Woke up to a denim duvet cover this morning... why r guys so tacky?
this may or may not be the weed talking, but this is by far the best tasting toothpaste i've ever had
Literally 6000 elephants in my backyard.
i stuck my finger in my ass and it felt weird. but you know. it should be different when a guy does it right?
All four of us managed to throw up in the same bathroom at different times during the night. I think we'll get along great living together.
I thought about donating plasma but thats not the way i want to find out that i have aids
Taking my tights off outside the club to give them to the homeless man was my contribution to humanity. The fact that it was snowing just made me feel like superman.
I woke up locked in the bar...this has redefined partying.
Gosh I haven't been pantsless in front of anyone for a while. It's time for me to pick up my game. We need a party. I need some rum.
It was like I was playing the clarinet on his penis. And I just kept saying I'm sorry.
Dude, if that was the MLB player I think it was leaving your bedroom this morning please tell me you got his autograph. It could pay the rent for like six months.
You're right. Cause really... I'm in the back of his head.

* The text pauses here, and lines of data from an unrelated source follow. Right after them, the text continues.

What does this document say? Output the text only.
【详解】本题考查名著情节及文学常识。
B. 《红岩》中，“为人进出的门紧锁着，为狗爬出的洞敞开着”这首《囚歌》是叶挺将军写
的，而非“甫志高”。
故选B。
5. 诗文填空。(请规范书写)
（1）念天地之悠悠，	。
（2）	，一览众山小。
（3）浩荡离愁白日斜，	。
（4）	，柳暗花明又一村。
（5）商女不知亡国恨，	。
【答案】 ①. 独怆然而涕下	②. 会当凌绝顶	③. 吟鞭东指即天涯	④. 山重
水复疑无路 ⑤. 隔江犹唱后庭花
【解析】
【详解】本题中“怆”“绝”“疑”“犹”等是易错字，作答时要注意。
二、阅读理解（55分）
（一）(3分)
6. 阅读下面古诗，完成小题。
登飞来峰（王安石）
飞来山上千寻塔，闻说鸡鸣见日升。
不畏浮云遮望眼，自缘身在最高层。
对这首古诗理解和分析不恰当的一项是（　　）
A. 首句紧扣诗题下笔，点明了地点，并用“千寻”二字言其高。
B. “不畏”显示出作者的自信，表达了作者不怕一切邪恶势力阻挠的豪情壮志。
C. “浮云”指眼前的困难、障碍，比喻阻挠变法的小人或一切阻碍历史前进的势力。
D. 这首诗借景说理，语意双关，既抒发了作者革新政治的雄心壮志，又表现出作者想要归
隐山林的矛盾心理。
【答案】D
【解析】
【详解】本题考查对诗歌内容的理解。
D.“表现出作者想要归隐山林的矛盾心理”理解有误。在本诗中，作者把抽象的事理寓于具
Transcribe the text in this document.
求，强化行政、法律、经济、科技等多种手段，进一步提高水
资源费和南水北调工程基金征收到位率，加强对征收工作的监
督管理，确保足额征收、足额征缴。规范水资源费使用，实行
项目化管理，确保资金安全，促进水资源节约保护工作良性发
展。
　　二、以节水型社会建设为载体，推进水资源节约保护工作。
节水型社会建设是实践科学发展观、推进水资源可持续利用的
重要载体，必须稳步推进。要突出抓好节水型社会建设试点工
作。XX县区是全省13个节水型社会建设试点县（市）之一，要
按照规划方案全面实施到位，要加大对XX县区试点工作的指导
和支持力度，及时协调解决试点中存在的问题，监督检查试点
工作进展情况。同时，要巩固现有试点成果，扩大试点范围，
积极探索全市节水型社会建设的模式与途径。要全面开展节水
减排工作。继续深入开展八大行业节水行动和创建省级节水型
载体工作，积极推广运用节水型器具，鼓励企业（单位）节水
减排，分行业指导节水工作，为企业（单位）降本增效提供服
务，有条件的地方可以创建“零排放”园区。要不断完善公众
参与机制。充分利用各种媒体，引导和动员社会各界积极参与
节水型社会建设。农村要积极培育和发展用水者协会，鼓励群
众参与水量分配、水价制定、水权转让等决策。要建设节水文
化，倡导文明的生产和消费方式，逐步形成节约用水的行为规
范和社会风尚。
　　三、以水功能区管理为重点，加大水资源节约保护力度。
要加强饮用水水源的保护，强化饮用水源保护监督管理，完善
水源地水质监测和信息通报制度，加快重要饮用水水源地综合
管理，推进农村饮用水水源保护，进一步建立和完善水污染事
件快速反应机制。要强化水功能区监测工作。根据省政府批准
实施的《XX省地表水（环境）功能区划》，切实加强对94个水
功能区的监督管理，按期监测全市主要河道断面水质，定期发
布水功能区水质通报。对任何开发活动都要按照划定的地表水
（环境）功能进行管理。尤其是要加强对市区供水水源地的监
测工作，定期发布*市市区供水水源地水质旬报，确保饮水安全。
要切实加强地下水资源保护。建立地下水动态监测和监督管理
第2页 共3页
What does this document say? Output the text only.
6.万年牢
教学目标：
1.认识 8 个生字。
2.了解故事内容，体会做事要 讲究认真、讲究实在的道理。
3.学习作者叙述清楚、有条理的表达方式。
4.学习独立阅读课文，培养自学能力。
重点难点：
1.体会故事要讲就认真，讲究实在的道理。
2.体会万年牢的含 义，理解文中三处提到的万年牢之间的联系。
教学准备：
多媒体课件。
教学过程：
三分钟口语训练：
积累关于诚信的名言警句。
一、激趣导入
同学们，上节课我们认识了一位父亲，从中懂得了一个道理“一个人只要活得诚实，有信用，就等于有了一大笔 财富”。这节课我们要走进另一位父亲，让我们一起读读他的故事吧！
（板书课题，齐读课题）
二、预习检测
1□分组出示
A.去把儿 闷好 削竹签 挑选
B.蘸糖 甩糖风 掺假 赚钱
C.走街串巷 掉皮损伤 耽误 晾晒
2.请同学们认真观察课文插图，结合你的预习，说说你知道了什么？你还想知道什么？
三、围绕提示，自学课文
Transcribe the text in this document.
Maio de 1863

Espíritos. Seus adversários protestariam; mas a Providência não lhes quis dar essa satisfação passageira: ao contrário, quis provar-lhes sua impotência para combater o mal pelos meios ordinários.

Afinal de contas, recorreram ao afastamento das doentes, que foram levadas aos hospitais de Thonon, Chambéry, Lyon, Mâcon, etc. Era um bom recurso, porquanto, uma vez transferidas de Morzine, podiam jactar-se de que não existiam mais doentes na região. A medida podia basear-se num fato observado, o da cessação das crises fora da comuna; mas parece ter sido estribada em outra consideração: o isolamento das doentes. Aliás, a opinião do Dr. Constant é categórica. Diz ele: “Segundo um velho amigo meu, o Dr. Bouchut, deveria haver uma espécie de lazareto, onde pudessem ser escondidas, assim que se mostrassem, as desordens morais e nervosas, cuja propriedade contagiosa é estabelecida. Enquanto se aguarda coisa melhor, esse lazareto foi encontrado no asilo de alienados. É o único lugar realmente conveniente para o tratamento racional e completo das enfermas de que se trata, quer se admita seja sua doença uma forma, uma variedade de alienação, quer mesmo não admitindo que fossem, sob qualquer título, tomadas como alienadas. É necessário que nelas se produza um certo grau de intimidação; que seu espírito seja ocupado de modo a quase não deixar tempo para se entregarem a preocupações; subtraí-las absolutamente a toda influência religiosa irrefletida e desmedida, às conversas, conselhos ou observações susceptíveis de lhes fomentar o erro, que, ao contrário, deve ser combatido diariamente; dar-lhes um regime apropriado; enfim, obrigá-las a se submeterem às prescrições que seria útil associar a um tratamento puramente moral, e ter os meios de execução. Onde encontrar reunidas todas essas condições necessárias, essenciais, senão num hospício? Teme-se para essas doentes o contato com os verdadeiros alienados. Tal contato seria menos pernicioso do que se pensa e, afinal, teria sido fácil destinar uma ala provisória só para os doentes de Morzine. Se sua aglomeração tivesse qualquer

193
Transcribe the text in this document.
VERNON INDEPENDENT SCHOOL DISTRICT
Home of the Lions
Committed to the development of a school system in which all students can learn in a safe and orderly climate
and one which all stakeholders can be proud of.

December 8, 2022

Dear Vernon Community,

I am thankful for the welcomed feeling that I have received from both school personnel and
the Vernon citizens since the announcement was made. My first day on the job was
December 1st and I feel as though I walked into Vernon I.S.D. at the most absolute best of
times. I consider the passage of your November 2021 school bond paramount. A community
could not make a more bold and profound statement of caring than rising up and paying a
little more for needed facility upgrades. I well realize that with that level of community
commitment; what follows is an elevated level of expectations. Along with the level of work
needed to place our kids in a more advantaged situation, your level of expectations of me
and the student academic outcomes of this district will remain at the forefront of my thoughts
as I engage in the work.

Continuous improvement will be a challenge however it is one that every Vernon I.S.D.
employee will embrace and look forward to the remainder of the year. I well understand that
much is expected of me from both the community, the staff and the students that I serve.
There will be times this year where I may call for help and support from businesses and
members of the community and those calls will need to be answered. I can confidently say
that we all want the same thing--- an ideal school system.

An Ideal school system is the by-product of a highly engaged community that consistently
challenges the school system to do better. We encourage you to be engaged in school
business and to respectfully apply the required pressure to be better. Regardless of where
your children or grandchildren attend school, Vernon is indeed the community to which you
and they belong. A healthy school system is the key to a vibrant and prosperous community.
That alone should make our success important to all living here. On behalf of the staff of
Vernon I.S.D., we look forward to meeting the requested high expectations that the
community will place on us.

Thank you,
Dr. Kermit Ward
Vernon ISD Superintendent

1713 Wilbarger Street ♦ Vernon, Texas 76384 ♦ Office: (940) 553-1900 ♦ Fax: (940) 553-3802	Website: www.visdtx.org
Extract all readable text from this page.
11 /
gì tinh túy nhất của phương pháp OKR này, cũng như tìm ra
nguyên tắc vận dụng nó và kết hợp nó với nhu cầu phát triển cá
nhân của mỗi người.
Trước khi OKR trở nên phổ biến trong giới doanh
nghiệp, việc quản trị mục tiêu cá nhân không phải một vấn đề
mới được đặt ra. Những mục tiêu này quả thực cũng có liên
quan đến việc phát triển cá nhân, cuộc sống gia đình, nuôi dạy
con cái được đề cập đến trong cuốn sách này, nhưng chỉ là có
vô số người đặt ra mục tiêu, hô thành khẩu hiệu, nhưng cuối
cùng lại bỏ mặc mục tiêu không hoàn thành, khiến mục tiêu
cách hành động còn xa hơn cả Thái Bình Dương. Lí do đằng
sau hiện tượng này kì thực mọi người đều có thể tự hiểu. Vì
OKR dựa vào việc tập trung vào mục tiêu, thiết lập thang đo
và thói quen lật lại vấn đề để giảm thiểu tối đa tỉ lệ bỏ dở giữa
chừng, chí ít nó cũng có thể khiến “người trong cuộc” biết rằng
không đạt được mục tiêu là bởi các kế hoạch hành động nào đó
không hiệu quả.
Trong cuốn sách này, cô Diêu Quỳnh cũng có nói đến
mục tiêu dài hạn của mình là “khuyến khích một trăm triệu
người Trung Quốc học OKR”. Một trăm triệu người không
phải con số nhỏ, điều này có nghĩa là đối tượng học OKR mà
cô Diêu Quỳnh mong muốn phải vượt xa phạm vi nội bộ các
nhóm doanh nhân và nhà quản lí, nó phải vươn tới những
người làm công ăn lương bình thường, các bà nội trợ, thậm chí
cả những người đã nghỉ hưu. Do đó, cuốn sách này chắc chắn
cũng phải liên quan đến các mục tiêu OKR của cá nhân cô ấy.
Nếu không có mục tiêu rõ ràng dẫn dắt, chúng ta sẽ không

Even though what I said was better than "I have herpes"... I did once say that to him. So I'm like a reoccurring nightmare.
Of course the sales lady was judging you, you bought a pregnancy test, ky jelly, diet pills and a 6 pack of red bull. Even i'm judging you.
It's three am. I'm drunk in a stairwell in Vegas. My flight leaves at six. Help.
Come by so you can take a pregnancy test with me. It's like my monthly ritual!